Gartner Inc., a Stamford, Conn., research and consulting firm, estimates that 10 percent of all the jobs at US information-technology vendors and service providers and 5 percent of all tech jobs in more general companies will shift offshore by the end of next year.
Andre Brassard keeps sending out resumes but has largely given up on the profession that employed him for a decade: writing software.
In his old department at Mindspeed Technologies Inc., most of the software engineers are gone. The work Brassard and his colleagues did is now largely done in Ukraine for one-quarter to one-third the cost.
“What has happened to me is irreversible,” Brassard said. “It’s not like the downturn of 10 years ago. Then it was just bad times.”
In the next generation of high-tech companies, entrepreneurs and venture capitalists are making the outsourcing of jobs overseas part of their business plans from the start. Ruthlessly, perhaps, they see outsourcing as the latest innovation in an industry built on innovation.
“Right when you think about Employee 11, you should think about India,” said Ravi Chiruvolu, a general partner with Charter Venture Capital, a Palo Alto, Calif., firm that invests in fledgling technology companies. “My view is you should not start a company from scratch in the United States ever again.”
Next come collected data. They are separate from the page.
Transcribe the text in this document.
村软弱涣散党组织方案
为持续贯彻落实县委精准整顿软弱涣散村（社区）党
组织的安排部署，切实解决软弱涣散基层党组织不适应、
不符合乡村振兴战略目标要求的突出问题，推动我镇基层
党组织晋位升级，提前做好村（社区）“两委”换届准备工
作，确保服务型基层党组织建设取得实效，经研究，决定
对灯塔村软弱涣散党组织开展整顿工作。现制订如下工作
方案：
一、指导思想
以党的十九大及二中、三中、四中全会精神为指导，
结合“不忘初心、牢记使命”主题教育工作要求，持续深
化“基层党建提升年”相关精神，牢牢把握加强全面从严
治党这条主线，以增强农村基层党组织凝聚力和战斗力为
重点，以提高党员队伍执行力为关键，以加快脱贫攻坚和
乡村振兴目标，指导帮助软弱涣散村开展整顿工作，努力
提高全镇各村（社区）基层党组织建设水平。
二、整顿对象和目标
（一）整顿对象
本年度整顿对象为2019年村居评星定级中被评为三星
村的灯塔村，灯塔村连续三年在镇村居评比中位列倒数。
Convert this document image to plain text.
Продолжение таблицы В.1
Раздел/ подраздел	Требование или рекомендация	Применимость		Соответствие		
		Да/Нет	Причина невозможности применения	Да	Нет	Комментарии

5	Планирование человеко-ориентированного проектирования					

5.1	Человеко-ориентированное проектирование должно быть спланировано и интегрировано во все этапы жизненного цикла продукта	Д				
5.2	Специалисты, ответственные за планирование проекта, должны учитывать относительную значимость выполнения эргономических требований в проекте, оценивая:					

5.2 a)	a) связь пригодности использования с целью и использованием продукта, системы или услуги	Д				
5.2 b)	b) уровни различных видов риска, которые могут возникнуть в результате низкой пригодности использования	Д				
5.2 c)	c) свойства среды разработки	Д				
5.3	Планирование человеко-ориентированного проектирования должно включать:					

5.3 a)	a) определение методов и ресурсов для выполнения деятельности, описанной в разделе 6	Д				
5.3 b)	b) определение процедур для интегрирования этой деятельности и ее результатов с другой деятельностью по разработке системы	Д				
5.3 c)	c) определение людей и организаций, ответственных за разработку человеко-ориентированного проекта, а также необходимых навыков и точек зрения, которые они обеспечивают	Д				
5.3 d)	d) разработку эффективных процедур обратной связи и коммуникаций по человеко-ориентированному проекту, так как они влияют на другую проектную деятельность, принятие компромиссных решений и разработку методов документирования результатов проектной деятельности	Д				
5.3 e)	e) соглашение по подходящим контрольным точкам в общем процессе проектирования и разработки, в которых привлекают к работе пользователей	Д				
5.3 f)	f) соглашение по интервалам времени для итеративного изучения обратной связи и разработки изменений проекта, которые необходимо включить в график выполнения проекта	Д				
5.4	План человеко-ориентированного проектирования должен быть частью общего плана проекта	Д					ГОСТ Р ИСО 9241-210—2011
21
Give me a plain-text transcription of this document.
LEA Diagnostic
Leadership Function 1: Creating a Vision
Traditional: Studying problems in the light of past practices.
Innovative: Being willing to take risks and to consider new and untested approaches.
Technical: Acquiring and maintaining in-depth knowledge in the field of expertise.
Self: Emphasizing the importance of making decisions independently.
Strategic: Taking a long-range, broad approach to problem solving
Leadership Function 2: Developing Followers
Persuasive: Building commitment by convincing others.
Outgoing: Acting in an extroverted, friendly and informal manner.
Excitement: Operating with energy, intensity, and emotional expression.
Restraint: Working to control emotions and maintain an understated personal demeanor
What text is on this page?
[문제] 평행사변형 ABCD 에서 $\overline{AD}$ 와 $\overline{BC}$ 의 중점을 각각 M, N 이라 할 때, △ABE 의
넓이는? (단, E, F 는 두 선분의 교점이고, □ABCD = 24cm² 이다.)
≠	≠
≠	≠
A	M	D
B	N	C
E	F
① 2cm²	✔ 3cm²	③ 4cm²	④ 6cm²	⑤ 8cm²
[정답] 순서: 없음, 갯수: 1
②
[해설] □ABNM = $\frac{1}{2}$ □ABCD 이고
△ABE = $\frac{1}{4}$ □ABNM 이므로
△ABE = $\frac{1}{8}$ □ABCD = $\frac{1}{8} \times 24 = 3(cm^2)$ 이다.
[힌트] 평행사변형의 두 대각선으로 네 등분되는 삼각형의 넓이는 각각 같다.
Outsourcing is dramatically changing the way companies of all sizes distribute their workers, hitting hard places like Boston, the second biggest tech center behind Silicon Valley. People and companies are forced to adjust, often with great pain, to a fundamental restructuring of America’s role in the global technology industry, one creating a sharp division between the people who invent and sell software and those who actually write and maintain those computer programs.